American “freedom” involves frequent use of guns and cars. In 2017, Fox News host Bill O’Reilly, then the highest rated figure on TV, said of the gun massacre of 57 people in Las Vegas, “This is the price of freedom.” O’Reilly may not have considered that price worth paying, but a lot of Americans do. A poll taken after Buffalo and Uvalde found that 40% of Republicans agreed with his statement. What kind of freedom is it when you can’t go to school or to a music festival without fearing for your life?
Alienation from Nature
We can’t really understand the depth of American (or European) violence without considering our alienation from Nature. Millions of people go through life in concrete worlds lacking contact with any nonhuman living thing. They never see things grow or regenerate. They never learn the attitudes of caring and reciprocity that Nature shows us every day. They don’t learn to give and receive, only to buy and sell.
The attitude of capitalism, science, and consumerism to Nature is, “Kill it, take it, and use it up.” If bugs are bothering us, we kill them, even if other creatures need them to live. If birds or rodents share our crops, we poison them with pesticides, even if we poison ourselves in the process.
With such a hostile attitude toward Nature, there is no sense of belonging or connection with Earth, so we don’t feel supported and loved in the world. Those who don’t get enough love from human sources may lash out at the world in response. This despair affects far more people than most of us realize. Salvador Ramos’ massacre was highly praised on some online forums. The Department of Homeland Security warned that some online were calling for widespread copycat shootings.
Racism and social division
You’ve probably noticed that some of the gun massacres are motivated by racism or misogyny, usually explicitly targeting Black people or women, although sometimes Muslims, or Jews, or gays. Identifying groups as evil or subhuman makes it easier to kill them, but many other shootings do not seem racially motivated. They’re acting out a culture of death, of which racism and woman-hating are part..
How do we stop killing each other?
Obviously, guns ARE a big part of the problem. I believe guns should be regulated like cars (which also kill.) One should need to take a class, pass a test and a background check, and get a license to buy a weapon. Assault weapons should be banned. But gun control will be an extremely difficult project when 40% of the people value gun rights so highly, when politicians send out family pictures with everyone, even children proudly holding weapons. And gun control won’t stop the stigma and despair that drove Salvador Ramos or the racist ideologies and anger that drove Payton Gendron. It won’t make people get along with or care for each other.
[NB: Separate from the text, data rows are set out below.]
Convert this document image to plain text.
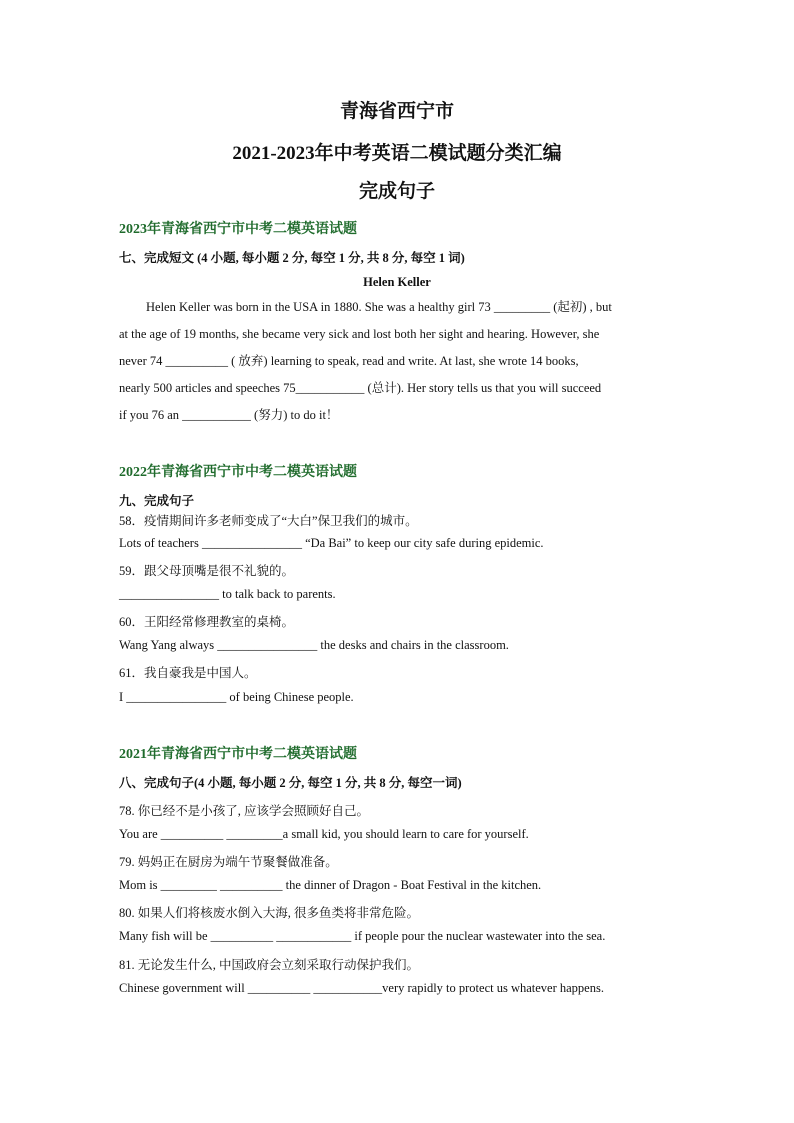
青海省西宁市
2021-2023年中考英语二模试题分类汇编
完成句子
2023年青海省西宁市中考二模英语试题
七、完成短文 (4 小题, 每小题 2 分, 每空 1 分, 共 8 分, 每空 1 词)
Helen Keller
Helen Keller was born in the USA in 1880. She was a healthy girl 73 _________ (起初) , but
at the age of 19 months, she became very sick and lost both her sight and hearing. However, she
never 74 __________ ( 放弃) learning to speak, read and write. At last, she wrote 14 books,
nearly 500 articles and speeches 75___________ (总计). Her story tells us that you will succeed
if you 76 an ___________ (努力) to do it！
2022年青海省西宁市中考二模英语试题
九、完成句子
58．疫情期间许多老师变成了“大白”保卫我们的城市。
Lots of teachers ________________ “Da Bai” to keep our city safe during epidemic.
59．跟父母顶嘴是很不礼貌的。
________________ to talk back to parents.
60．王阳经常修理教室的桌椅。
Wang Yang always ________________ the desks and chairs in the classroom.
61．我自豪我是中国人。
I ________________ of being Chinese people.
2021年青海省西宁市中考二模英语试题
八、完成句子(4 小题, 每小题 2 分, 每空 1 分, 共 8 分, 每空一词)
78. 你已经不是小孩了, 应该学会照顾好自己。
You are __________ _________a small kid, you should learn to care for yourself.
79. 妈妈正在厨房为端午节聚餐做准备。
Mom is _________ __________ the dinner of Dragon - Boat Festival in the kitchen.
80. 如果人们将核废水倒入大海, 很多鱼类将非常危险。
Many fish will be __________ ____________ if people pour the nuclear wastewater into the sea.
81. 无论发生什么, 中国政府会立刻采取行动保护我们。
Chinese government will __________ ___________very rapidly to protect us whatever happens.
How to prevent shootings in a country and culture that exalts violence, material wealth, and individualism while creating poverty and handing out guns? A country that promotes alienation and calls it freedom? I have heard of some possibilities.
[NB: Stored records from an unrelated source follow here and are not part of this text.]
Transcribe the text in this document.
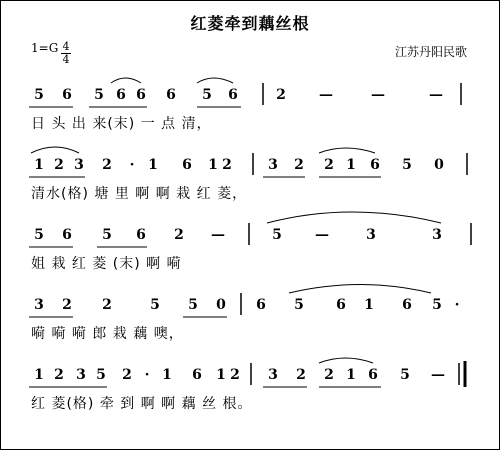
红菱牵到藕丝根
1=G 4
4
江苏丹阳民歌
5 6 5 6 6 6 5 6	2 —	—	—
1 2 3 2 · 1 6 1 2	3 2 2 1 6 5 0
5 6 5 6 2 —	5 —	3	3
3 2 2	5 5 0 6 5 6 1 6 5 ·
1 2 3 5 2 · 1 6 1 2 3 2 2 1 6 5 —
日 头 出 来(末) 一 点 清，
清水(格) 塘 里 啊 啊 栽 红 菱，
姐 栽 红 菱 (末) 啊 嗬
嗬 嗬 嗬 郎 栽 藕 噢，
红 菱(格) 牵 到 啊 啊 藕 丝 根。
● Keep people connected. Have adolescent boys and young men spend time with children, like volunteering at a school. Get those who seem isolated counseling, mentoring, therapy or a support group.
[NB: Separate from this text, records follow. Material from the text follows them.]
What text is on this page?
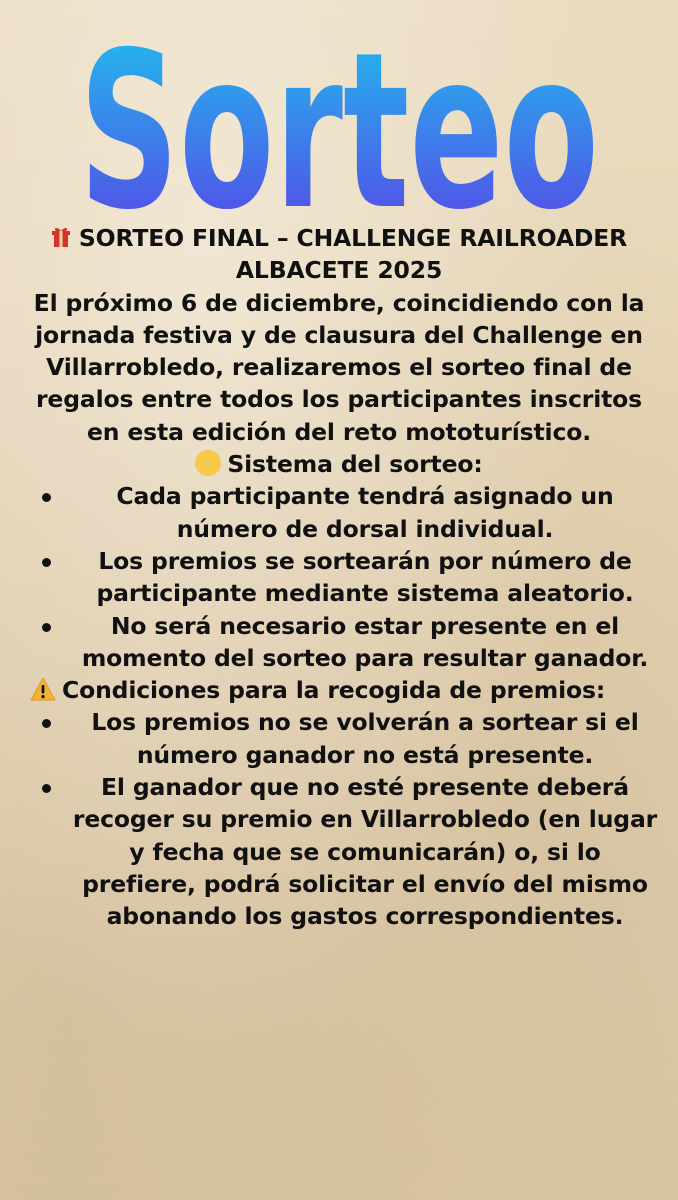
Sorteo

SORTEO FINAL – CHALLENGE RAILROADER ALBACETE 2025

El próximo 6 de diciembre, coincidiendo con la jornada festiva y de clausura del Challenge en Villarrobledo, realizaremos el sorteo final de regalos entre todos los participantes inscritos en esta edición del reto mototurístico.

Sistema del sorteo:

Cada participante tendrá asignado un número de dorsal individual.
Los premios se sortearán por número de participante mediante sistema aleatorio.
No será necesario estar presente en el momento del sorteo para resultar ganador.

Condiciones para la recogida de premios:

Los premios no se volverán a sortear si el número ganador no está presente.
El ganador que no esté presente deberá recoger su premio en Villarrobledo (en lugar y fecha que se comunicarán) o, si lo prefiere, podrá solicitar el envío del mismo abonando los gastos correspondientes.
● Put all young people in touch with Nature, maybe starting with a garden. Let them do some physical work and see some results.
● Stop creating role models for violence — disarm the police and make them helpers instead of occupiers. Stop wars and glorification of wars in media.
● On Second Thought — maybe it would be more realistic to just take away the guns. But we must do far more than that to heal the unique dystopia we have inherited and foisted upon the world.